The investment must comply with technical screening criteria (Articles 10-15 and 19 of the Taxonomy Regulation).
European Green Bonds Regulation
The European Green Bonds Regulation created the European Green Bond Standard (EUGBS), a voluntary standard for green bonds. It was designed to help scale up and enhance the environmental ambitions of the green bond market. This standard aligns with EU taxonomy, considering that the projects financed by these bonds must meet the criteria established in the taxonomy and therefore be considered environmentally sustainable.
The relationship between EU taxonomy and the EUGBS intends to help investors identify and support sustainable projects and reduce the risk of greenwashing.
Corporate Sustainability Reporting Directive
The Corporate Sustainability Reporting Directive (CSRD) came into effect in 2023. It updated and strengthened the rules for companies to report on social and environmental information. The new rules ensure investors and stakeholders have the necessary information to assess companies’ impacts and financial risks related to sustainability.
The Directive is applicable to:
- Large companies (Those meeting at least two of the following criteria: more than 250 employees, €40 million in net turnover, or €20 million in total assets).
- Listed small and medium-sized enterprises listed on EU regulated markets.
- Non-EU companies: Those generating over €150 million in the EU market and having at least one subsidiary or branch in the EU.
In this context, companies within the Directive’s criteria must follow the European Sustainability Reporting Standards (ESRS). The first reports following this new set of rules will be published in 2025, related to the 2024 financial year.

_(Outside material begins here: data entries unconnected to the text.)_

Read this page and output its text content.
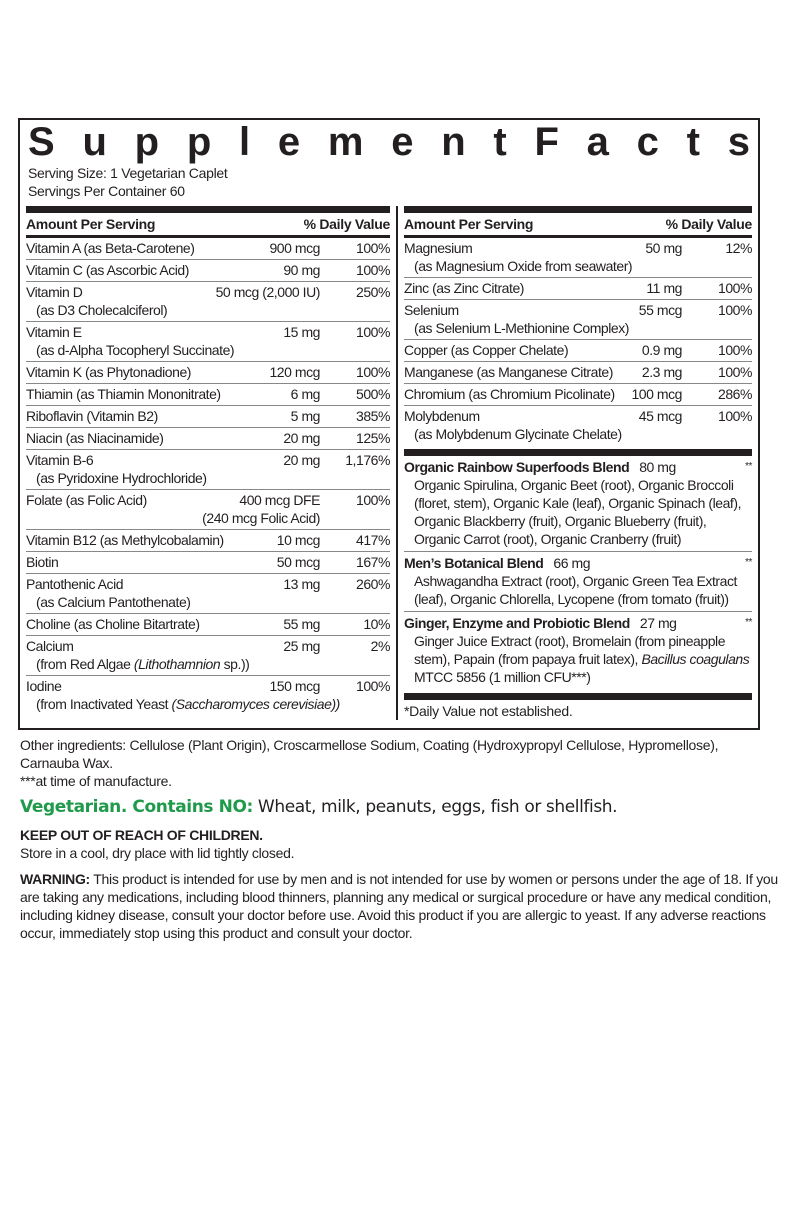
S u p p l e m e n t F a c t s
Serving Size: 1 Vegetarian Caplet
Servings Per Container 60
Amount Per Serving	% Daily Value
Vitamin A (as Beta-Carotene)	900 mcg	100%
Vitamin C (as Ascorbic Acid)	90 mg	100%
Vitamin D	50 mcg (2,000 IU)	250%
(as D3 Cholecalciferol)
Vitamin E	15 mg	100%
(as d-Alpha Tocopheryl Succinate)
Vitamin K (as Phytonadione)	120 mcg	100%
Thiamin (as Thiamin Mononitrate)	6 mg	500%
Riboflavin (Vitamin B2)	5 mg	385%
Niacin (as Niacinamide)	20 mg	125%
Vitamin B-6	20 mg	1,176%
(as Pyridoxine Hydrochloride)
Folate (as Folic Acid)	400 mcg DFE	100%
(240 mcg Folic Acid)
Vitamin B12 (as Methylcobalamin)	10 mcg	417%
Biotin	50 mcg	167%
Pantothenic Acid	13 mg	260%
(as Calcium Pantothenate)
Choline (as Choline Bitartrate)	55 mg	10%
Calcium	25 mg	2%
(from Red Algae (Lithothamnion sp.))
Iodine	150 mcg	100%
(from Inactivated Yeast (Saccharomyces cerevisiae))
Amount Per Serving	% Daily Value
Magnesium	50 mg	12%
(as Magnesium Oxide from seawater)
Zinc (as Zinc Citrate)	11 mg	100%
Selenium	55 mcg	100%
(as Selenium L-Methionine Complex)
Copper (as Copper Chelate)	0.9 mg	100%
Manganese (as Manganese Citrate)	2.3 mg	100%
Chromium (as Chromium Picolinate)	100 mcg	286%
Molybdenum	45 mcg	100%
(as Molybdenum Glycinate Chelate)
Organic Rainbow Superfoods Blend 80 mg	**
Organic Spirulina, Organic Beet (root), Organic Broccoli (floret, stem), Organic Kale (leaf), Organic Spinach (leaf), Organic Blackberry (fruit), Organic Blueberry (fruit), Organic Carrot (root), Organic Cranberry (fruit)
Men’s Botanical Blend 66 mg	**
Ashwagandha Extract (root), Organic Green Tea Extract (leaf), Organic Chlorella, Lycopene (from tomato (fruit))
Ginger, Enzyme and Probiotic Blend 27 mg	**
Ginger Juice Extract (root), Bromelain (from pineapple stem), Papain (from papaya fruit latex), Bacillus coagulans MTCC 5856 (1 million CFU***)
*Daily Value not established.
Other ingredients: Cellulose (Plant Origin), Croscarmellose Sodium, Coating (Hydroxypropyl Cellulose, Hypromellose), Carnauba Wax.
***at time of manufacture.
Vegetarian. Contains NO: Wheat, milk, peanuts, eggs, fish or shellfish.
KEEP OUT OF REACH OF CHILDREN.
Store in a cool, dry place with lid tightly closed.
WARNING: This product is intended for use by men and is not intended for use by women or persons under the age of 18. If you are taking any medications, including blood thinners, planning any medical or surgical procedure or have any medical condition, including kidney disease, consult your doctor before use. Avoid this product if you are allergic to yeast. If any adverse reactions occur, immediately stop using this product and consult your doctor.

Regulation on the transparency and integrity of Environmental, Social and Governance rating activities
ESG ratings assess a company’s and other actors’ performance in the Environmental, Social, and Governance areas. These ratings help investors understand how well a company is managing risks and opportunities related to these factors, which can impact long-term financial performance.
The Regulation on the transparency and integrity of Environmental, Social, and Governance (ESG) rating activities, adopted by the European Parliament and Council in November 2024, aims to enhance the transparency, integrity, and reliability of ESG ratings. It introduces common standards for ESG rating providers, ensuring that their methodologies, data sources, and operations are transparent and consistent. This regulation is designed to improve investor confidence and the overall quality of ESG ratings, supporting the sustainable finance market.